1,056 seats in 285 municipalities

= 2011 Saudi Arabian municipal elections =

Municipal elections in Saudi Arabian towns and cities, initially planned for 31 October 2009, were held on 29 September 2011 (a week after the initial date of 22 September 2011). Women were not allowed to participate in the elections. Women campaigned for the right to participate in the official elections and planned to create parallel municipal councils.

==Background==
Municipal elections were originally planned to be held on 31 October 2009 in Saudi Arabia. The elections were not held in 2009. Governmental authorities stated that the delay was caused by the need to "expand the electorate and study the possibility of allowing women to vote." Associated Press described the announcement that an election would be held in 2011 as having "coincided with rumblings of dissent in Saudi Arabia stemming from the wave of political unrest in the Arab world." On 22–23 March 2011, officials of the Ministry of Municipal and Rural affairs announced that the elections would be held on 22 September 2011.

Half of the local council seats were to be decided in the election and the other half were to be appointed. The councils have "little power".

==Electoral process==
Voter registration took place from 23 April to 19 May or 28 July. Candidate registration took place from 28 May to 2 June.

The period of electoral campaigning was to be decided after candidate registration had closed. The municipal councils were to be created in October, following the election, for a term of 6 years.

==Electoral commission==
The Ministry of Municipal and Rural affairs set up an 11-member electoral commission, headed by Abdul-Rahman al-Dahmash and an executive committee that "will facilitate the operations of the special electoral commission, and [will] take all the necessary measures to ensure the success of the municipal elections."

==Women's participation==

In late March, the Ministry of Municipal and Rural affairs stated that women would not vote in the 2011 elections "because of the kingdom's social customs". King Saud University history lecturer and human rights activist Hatoon al-Fassi involved in campaigning for women's participation in elections stated that women had decided to create their own municipal councils in parallel to the men-only elections. Al-Fassi stated that women creating their own municipal councils or participating in "real elections" were both legal under Saudi law and electoral commission head al-Dahmash agreed with her.

Saudi Arabian women organised through the "Baladi" (My Country) and Saudi Women's Revolution to campaign for women's participation in the election. From 23–25 April, women in Jeddah, Riyadh and Dammam tried to register as electors. The Gulf News said that "strong public opinion ... supporting women's participation in the election process" followed local newspapers' publication of photos of women waiting in queues to register for the election. Fawzia Al Hani, chair of the "Baladi" Facebook campaign, said that Saudi Arabian law states that women have the right to vote and to stand as candidates.

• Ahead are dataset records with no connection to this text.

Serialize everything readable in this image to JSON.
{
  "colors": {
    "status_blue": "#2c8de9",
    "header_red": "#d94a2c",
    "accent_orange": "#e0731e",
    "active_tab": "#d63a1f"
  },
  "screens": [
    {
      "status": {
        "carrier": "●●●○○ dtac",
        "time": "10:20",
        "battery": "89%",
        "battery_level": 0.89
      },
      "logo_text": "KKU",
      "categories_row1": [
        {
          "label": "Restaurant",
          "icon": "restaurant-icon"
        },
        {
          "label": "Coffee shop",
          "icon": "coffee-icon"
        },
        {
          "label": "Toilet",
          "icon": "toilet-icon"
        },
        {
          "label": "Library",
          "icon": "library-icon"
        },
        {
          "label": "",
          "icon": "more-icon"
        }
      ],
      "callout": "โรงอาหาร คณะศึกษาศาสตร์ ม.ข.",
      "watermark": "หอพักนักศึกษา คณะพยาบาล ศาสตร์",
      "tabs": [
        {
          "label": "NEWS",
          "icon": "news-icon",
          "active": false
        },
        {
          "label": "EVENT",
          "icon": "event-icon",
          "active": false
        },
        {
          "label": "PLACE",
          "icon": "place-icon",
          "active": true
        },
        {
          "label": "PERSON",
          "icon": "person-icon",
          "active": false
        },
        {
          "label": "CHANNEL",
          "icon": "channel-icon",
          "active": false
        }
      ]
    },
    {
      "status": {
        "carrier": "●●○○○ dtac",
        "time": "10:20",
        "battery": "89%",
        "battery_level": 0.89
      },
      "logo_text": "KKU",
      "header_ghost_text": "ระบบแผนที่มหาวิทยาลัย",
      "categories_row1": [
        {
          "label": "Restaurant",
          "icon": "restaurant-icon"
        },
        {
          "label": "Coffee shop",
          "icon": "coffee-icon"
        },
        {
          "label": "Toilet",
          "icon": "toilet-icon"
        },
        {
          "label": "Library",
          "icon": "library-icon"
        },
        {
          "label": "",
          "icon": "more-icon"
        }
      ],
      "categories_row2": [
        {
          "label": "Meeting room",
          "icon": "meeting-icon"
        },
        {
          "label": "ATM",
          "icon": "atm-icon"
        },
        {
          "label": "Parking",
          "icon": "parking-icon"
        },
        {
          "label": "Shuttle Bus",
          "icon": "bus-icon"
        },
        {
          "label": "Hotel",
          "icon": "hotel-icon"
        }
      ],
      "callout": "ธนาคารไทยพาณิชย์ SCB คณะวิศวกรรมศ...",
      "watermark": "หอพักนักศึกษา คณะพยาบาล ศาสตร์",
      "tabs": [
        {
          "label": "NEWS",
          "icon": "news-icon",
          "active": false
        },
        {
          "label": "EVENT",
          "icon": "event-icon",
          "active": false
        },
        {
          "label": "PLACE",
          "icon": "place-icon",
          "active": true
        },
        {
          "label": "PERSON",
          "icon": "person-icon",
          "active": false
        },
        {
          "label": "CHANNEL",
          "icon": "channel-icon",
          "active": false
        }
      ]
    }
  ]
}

One of the women whose registration had been rejected, Samar Badawi, filed a lawsuit in the Grievances Board, a non-Sharia court, against the Ministry of Municipal and Rural affairs, claiming that there was no law banning women as voters or candidates and that the refusal was illegal. She cited Articles 3 and 24 of the Arab Charter on Human Rights, which refer to general and election-specific anti-discrimination, respectively. Badawi requested the Grievances Board to suspend the electoral procedures pending the Board's decision and to order the electoral authorities to register her as a voter and as eligible to be a candidate. On 27 April 2011, the Grievances Board accepted to hear her case at a later date. The Board's final decision was that Badawi's case was "premature". According to the United States Department of State, Badawi was the first person to file a lawsuit for women's suffrage in Saudi Arabia.

Badawi also applied to the Municipal Elections Appeal Committee to reverse the refusal of her registration. Her application was refused on the grounds that appeals against registration refusals must take place within three days of the refusal.

In an annual speech on 25 September 2011 before the Shura Council, King Abdullah stated that Saudi women would be able to run and cast ballots in the 2015 municipal elections.

==Results==
The elections covered 1056 seats in the councils of 285 municipalities around Saudi Arabia.